Целый год после того, как меня подвергли этому позору, я плакал каждый день в то же время, те же полчаса. Это не так трагично, как ты можешь вообразить. Для тех, кто сидит в тюрьме, слезы — привычное времяпрепровождение. И если в тюрьме выпадает день, когда нет слез, — то это не значит, что у человека легко на сердце, — это значит, что сердце его ожесточилось.
Но теперь мне и вправду становится жаль тех, кто смеялся, больше, чем самого себя. Разумеется, они увидели меня отнюдь не на пьедестале. Я был выставлен в колодках у позорного столба. Но только люди, начисто лишенные воображения, интересуются фигурами на пьедесталах. Пьедестал может быть призрачным, нереальным. Позорный столб — ужасающая реальность. Не мешало бы этим людям разобраться получше и в природе страдания. Я говорил, что за Страданием всегда кроется только Страдание. Но можно сказать лучше — за страданием всегда кроется душа. А издеваться над страждущей душой — это ужасно. И поистине неприглядна жизнь тех, кто на это способен. В мире действует удивительный по простоте закон экономии; люди получают только то, что дают, и те, у кого не хватило воображения, чтобы отбросить все внешнее и проникнуться жалостью, — могут ли они рассчитывать на жалость, не смешанную с презрением?
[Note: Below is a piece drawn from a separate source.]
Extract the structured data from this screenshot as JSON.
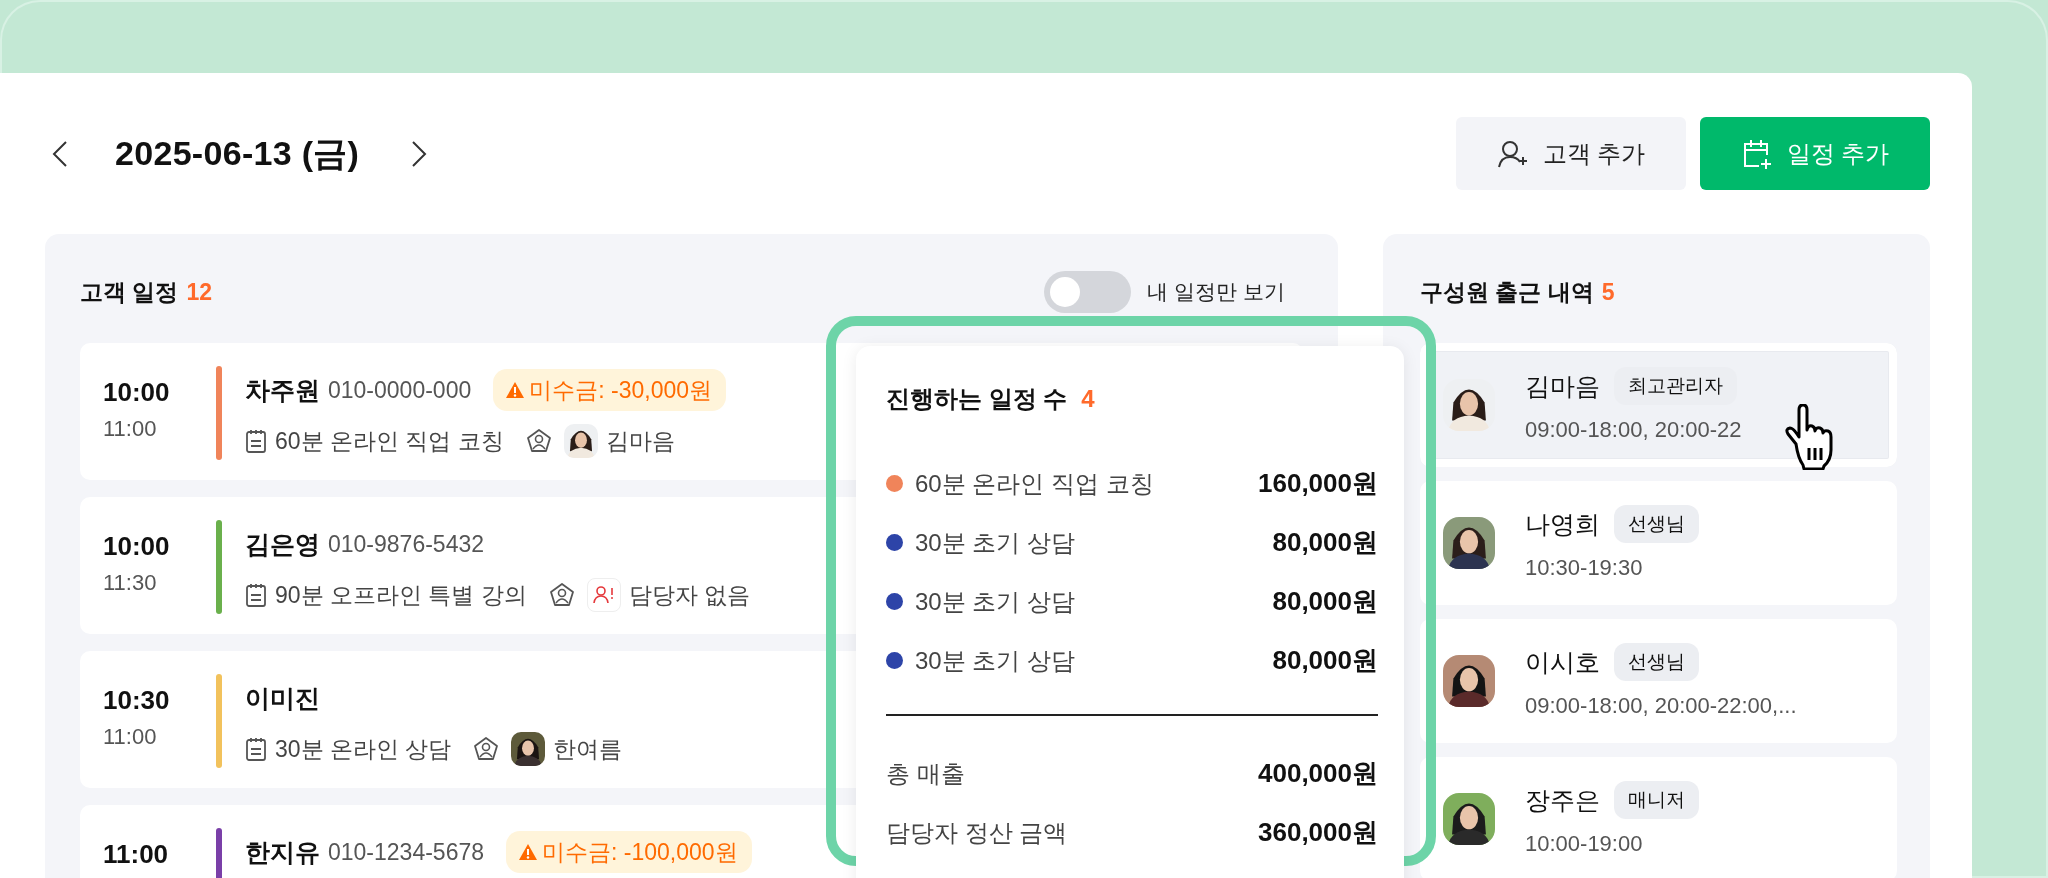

Я рассказал тебе, как меня сюда перевозили, только для того, чтобы ты понял, как мне трудно извлечь из своего наказания что-нибудь, кроме горечи и отчаяния. И все же мне придется это сделать, и порой меня уже посещают минуты смирения и кротости. В одном-единственном бутоне может затаиться вся весна, а в гнездышке жаворонка на голой земле — все ликование, которое многократно провозгласит и поторопит приход алых утренних зорь, — может быть, и все то, что мне осталось прекрасного в жизни, сосредоточено в некоей минуте самоуничижения, кротости и смирения. Так или иначе, я могу двигаться дальше, согласно предначертаниям моего собственного развития, и стать достойным того, что со мной произошло, достойно приняв все, что выпало мне на долю. Обычно говорили, что во мне слишком много индивидуализма. Я должен стать еще большим индивидуалистом, чем когда-либо раньше. Я должен брать у самого себя гораздо больше, чем раньше, и ждать от мира гораздо меньше. Ведь причиной всех моих несчастий был не избыток индивидуализма в жизни, а скорее недостаток. В моей жизни был один позорный, непростительный, достойный презрения во все времена поступок, — я допустил, чтобы меня вынудили просить у Общества помощи и защиты от твоего отца. С точки зрения индивидуалиста, вовсе не подобало подавать жалобу на кого бы то ни было, а уж тягаться с человеком такого характера и такого облика — совершенно непростительно.